Protein production in cells starts in the nucleus, where an instruction-carrying molecule called a messenger RNA (mRNA) is created, using the cell’s DNA as a template. The mRNA moves out of the nucleus into the cytoplasm, where molecular machines use the instructions it carries to build a functional protein. The transport of molecules is often carried out by so-called motor proteins, which can move along protein filaments inside the cell called microtubules. One such motor protein is kinesin-1, which is known to transport cargoes over long distances on these microtubule tracks.
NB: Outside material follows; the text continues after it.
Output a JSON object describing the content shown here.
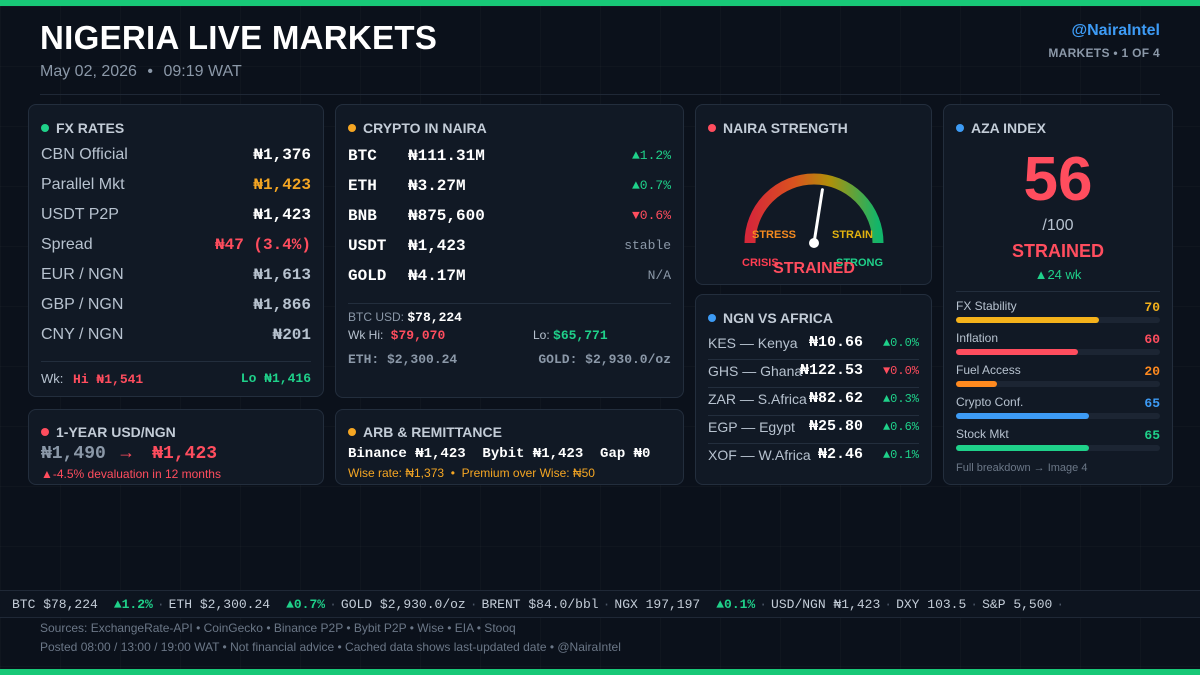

Often mRNAs are found in specific locations in the cell that are related to their function. An example of this is the oskar mRNA in fruit flies. In a developing fruit fly embryo, the oskar mRNA needs to be positioned at a specific location, where it defines the tail end of the embryo. The correct positioning of this mRNA is essential for the development and fertility of the future fly.
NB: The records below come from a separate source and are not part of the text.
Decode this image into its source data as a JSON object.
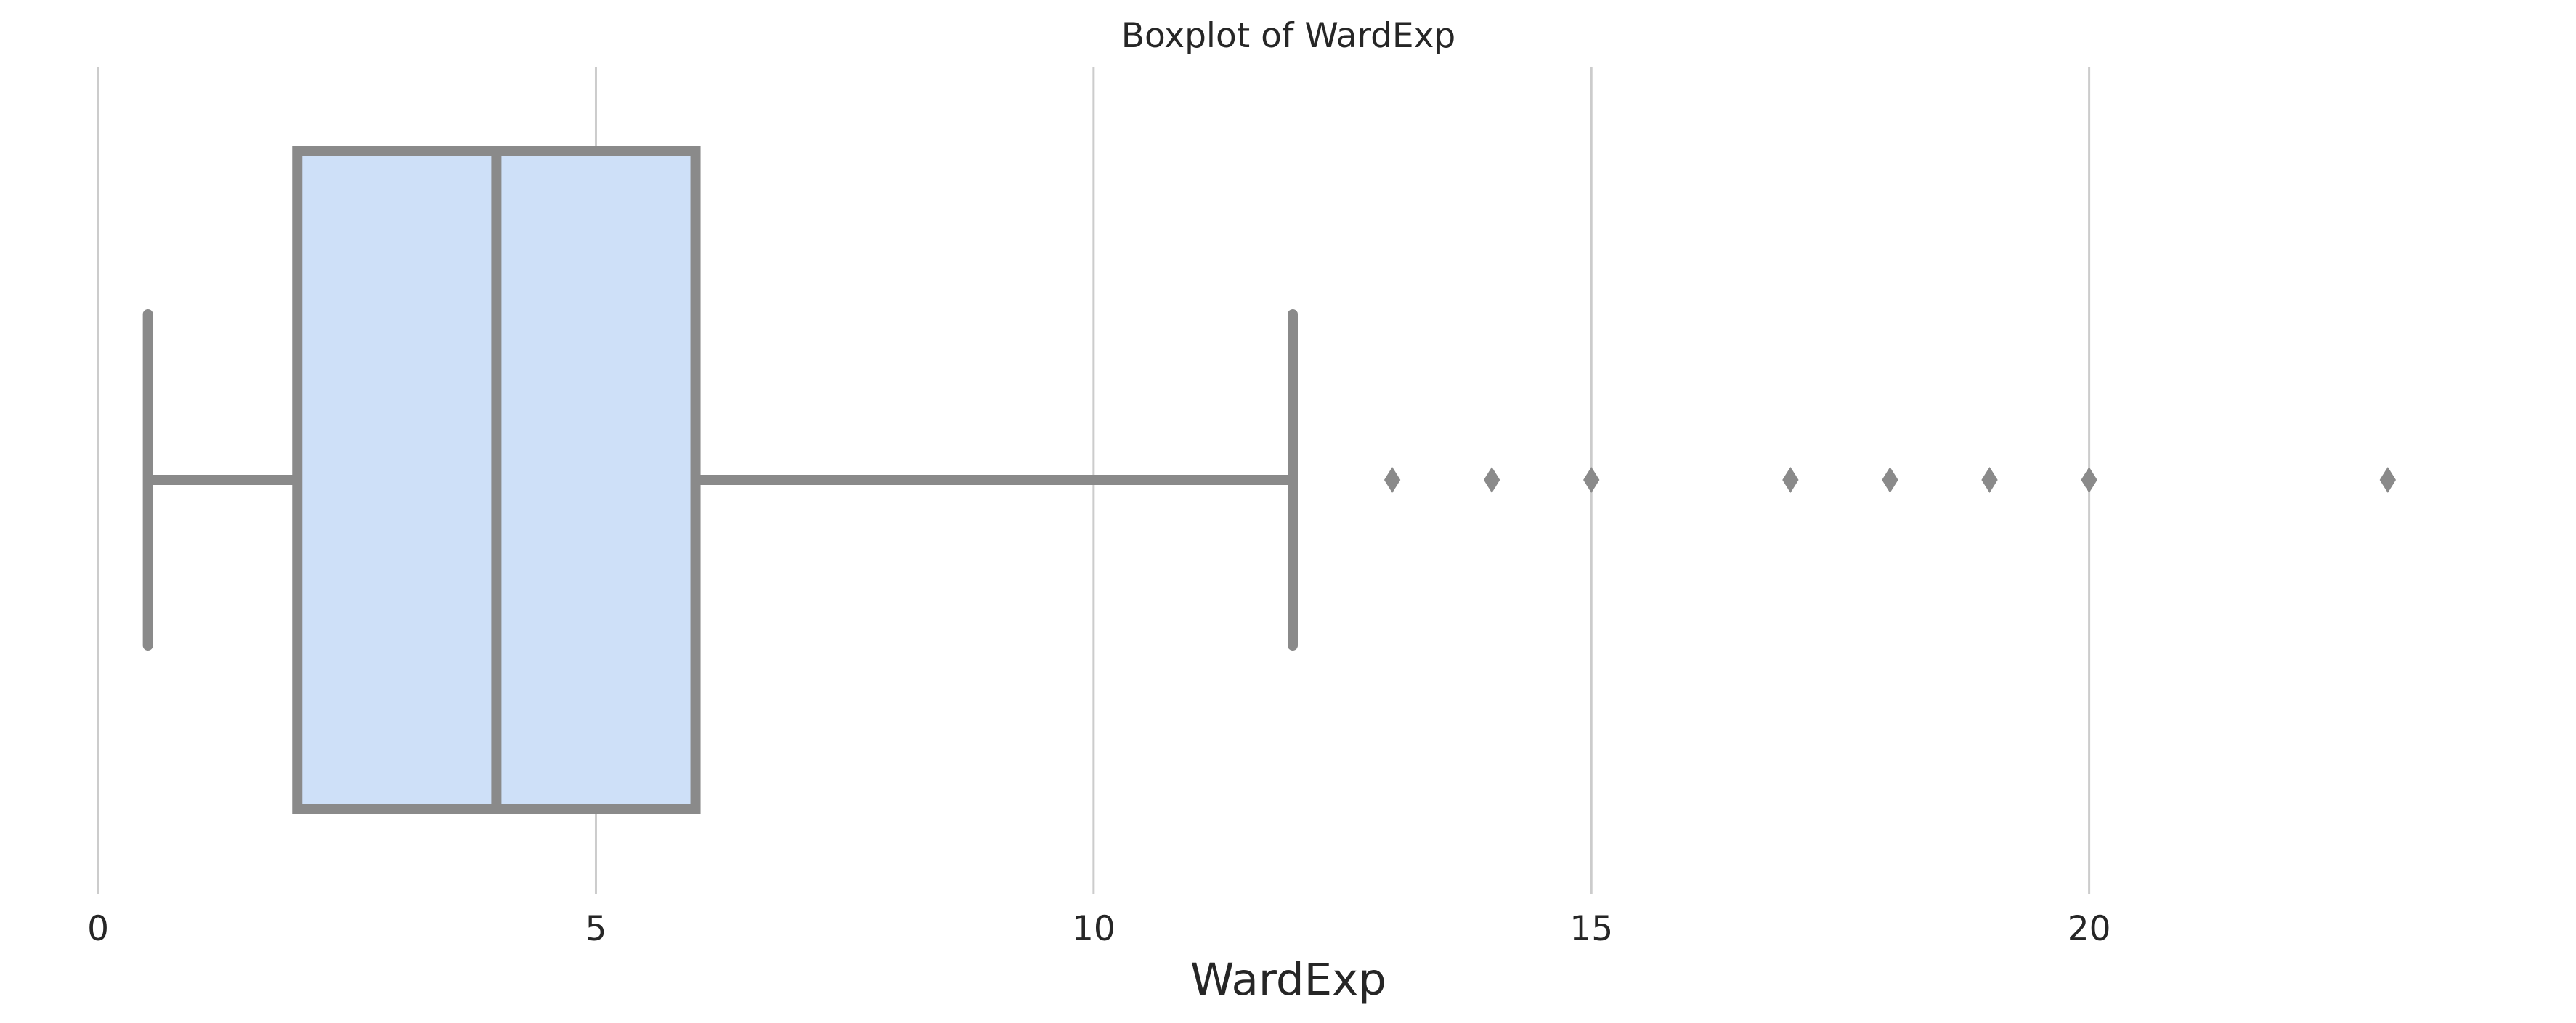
{
  "chart_data": {
    "type": "box",
    "title": "Boxplot of WardExp",
    "xlabel": "WardExp",
    "ylabel": "",
    "orientation": "horizontal",
    "xlim": [
      -0.65,
      24.65
    ],
    "xticks": [
      0,
      5,
      10,
      15,
      20
    ],
    "xtick_labels": [
      "0",
      "5",
      "10",
      "15",
      "20"
    ],
    "grid": {
      "x": true,
      "y": false
    },
    "box": {
      "whisker_low": 0.5,
      "q1": 2,
      "median": 4,
      "q3": 6,
      "whisker_high": 12
    },
    "outliers": [
      13,
      14,
      15,
      17,
      18,
      19,
      20,
      23
    ],
    "colors": {
      "box_fill": "#cee0f8",
      "line": "#8a8a8a",
      "grid": "#cccccc",
      "text": "#262626"
    }
  }
}
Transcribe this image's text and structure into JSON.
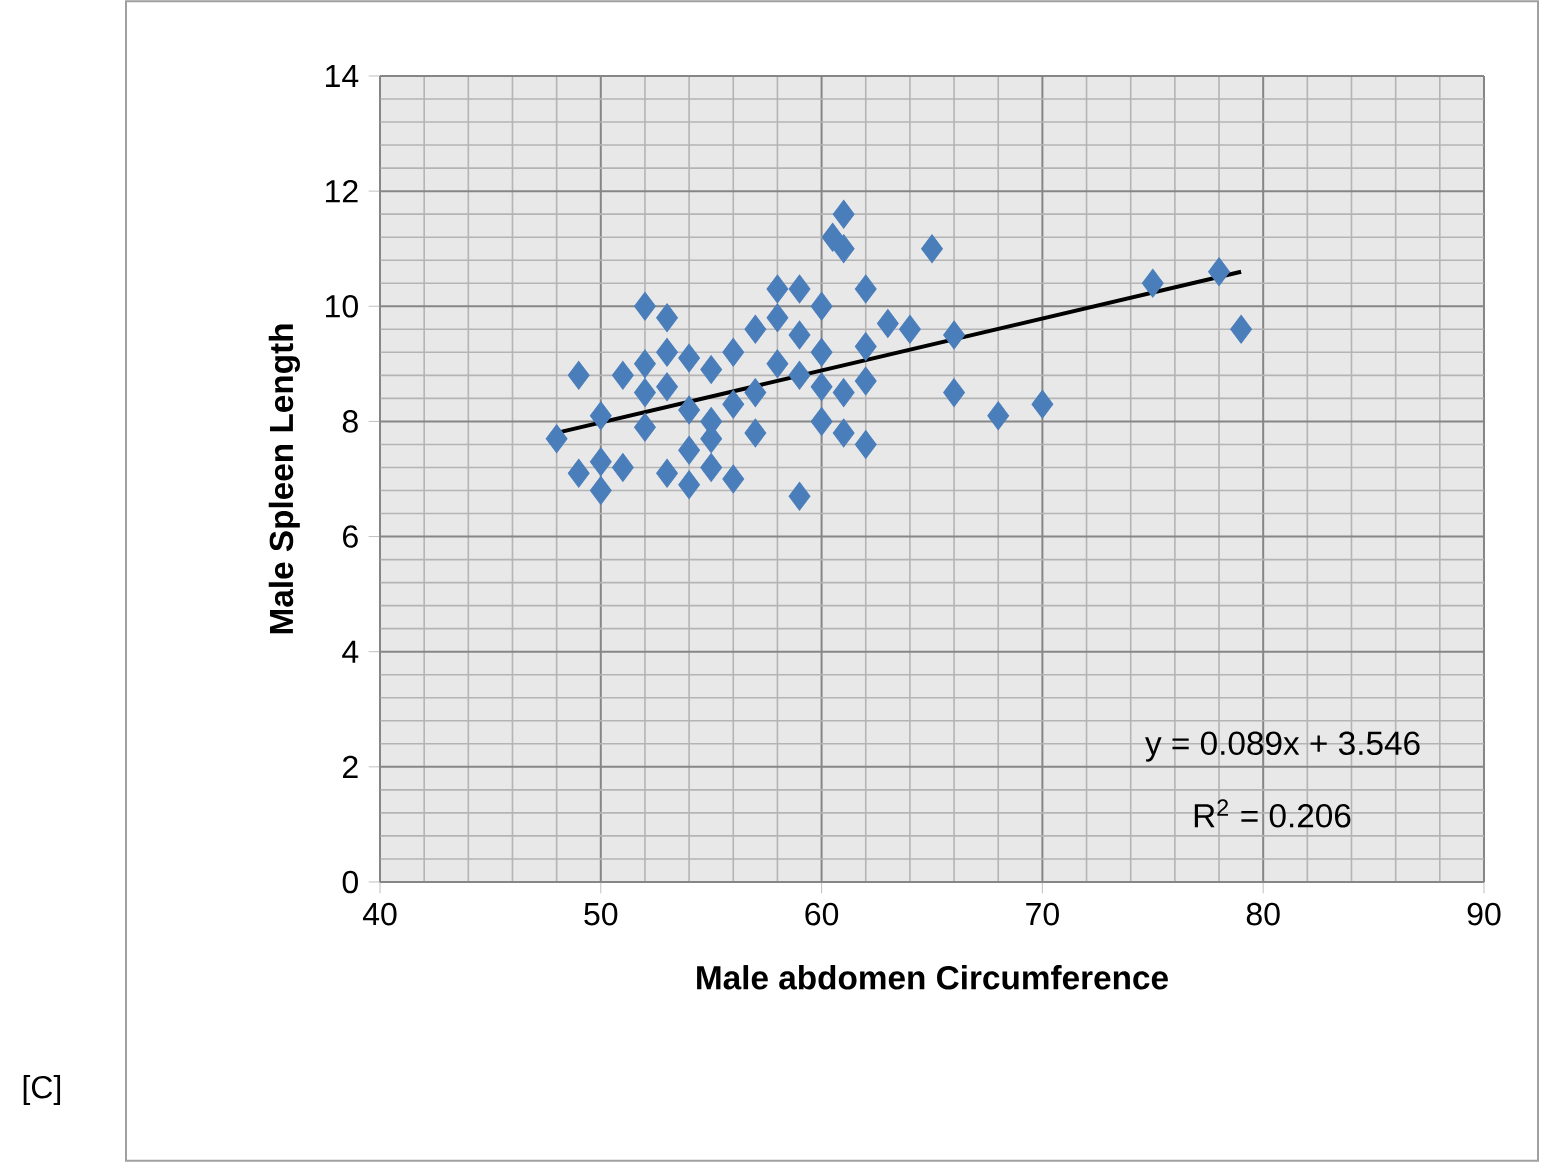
{
  "chart_data": {
    "type": "scatter",
    "xlabel": "Male abdomen Circumference",
    "ylabel": "Male Spleen Length",
    "xlim": [
      40,
      90
    ],
    "ylim": [
      0,
      14
    ],
    "xticks": [
      40,
      50,
      60,
      70,
      80,
      90
    ],
    "yticks": [
      0,
      2,
      4,
      6,
      8,
      10,
      12,
      14
    ],
    "grid": true,
    "marker": "diamond",
    "series": [
      {
        "color": "#4a7ebb",
        "x": [
          48,
          49,
          49,
          50,
          50,
          50,
          51,
          51,
          52,
          52,
          52,
          52,
          53,
          53,
          53,
          53,
          54,
          54,
          54,
          54,
          55,
          55,
          55,
          55,
          56,
          56,
          56,
          57,
          57,
          57,
          58,
          58,
          58,
          59,
          59,
          59,
          59,
          60,
          60,
          60,
          60,
          60.5,
          61,
          61,
          61,
          61,
          62,
          62,
          62,
          62,
          63,
          64,
          65,
          66,
          66,
          68,
          70,
          75,
          78,
          79
        ],
        "values": [
          7.7,
          8.8,
          7.1,
          6.8,
          7.3,
          8.1,
          7.2,
          8.8,
          10.0,
          9.0,
          7.9,
          8.5,
          9.8,
          9.2,
          7.1,
          8.6,
          6.9,
          7.5,
          8.2,
          9.1,
          7.2,
          8.0,
          8.9,
          7.7,
          7.0,
          8.3,
          9.2,
          8.5,
          9.6,
          7.8,
          10.3,
          9.8,
          9.0,
          10.3,
          9.5,
          6.7,
          8.8,
          10.0,
          9.2,
          8.0,
          8.6,
          11.2,
          11.6,
          11.0,
          8.5,
          7.8,
          10.3,
          9.3,
          8.7,
          7.6,
          9.7,
          9.6,
          11.0,
          9.5,
          8.5,
          8.1,
          8.3,
          10.4,
          10.6,
          9.6
        ]
      },
      {
        "type": "line",
        "marker": "none",
        "color": "#000000",
        "x": [
          48,
          79
        ],
        "values": [
          7.8,
          10.6
        ]
      }
    ],
    "annotations": [
      "y = 0.089x + 3.546",
      "R$^{2}$ = 0.206",
      "[C]"
    ]
  }
}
The oskar mRNA is transported by kinesin-1 inside cells, and this is known to involve another protein called atypical tropomyosin 1 (aTm1). Until now, however, it was not fully understood how these proteins cooperate and how aTm1 helps kinesin-1 to recognise its mRNA cargo.
A new study from the Ephrussi and Hennig groups at EMBL Heidelberg, in collaboration with the Löw Group at EMBL Hamburg, has generated a high-resolution crystal structure of the Kinesin-1/aTm1 transport complex in the fruit fly. The study reveals that aTm1 binds to a specific region in kinesin-1 and helps kinesin-1 bind to RNA, stabilising the transport complex.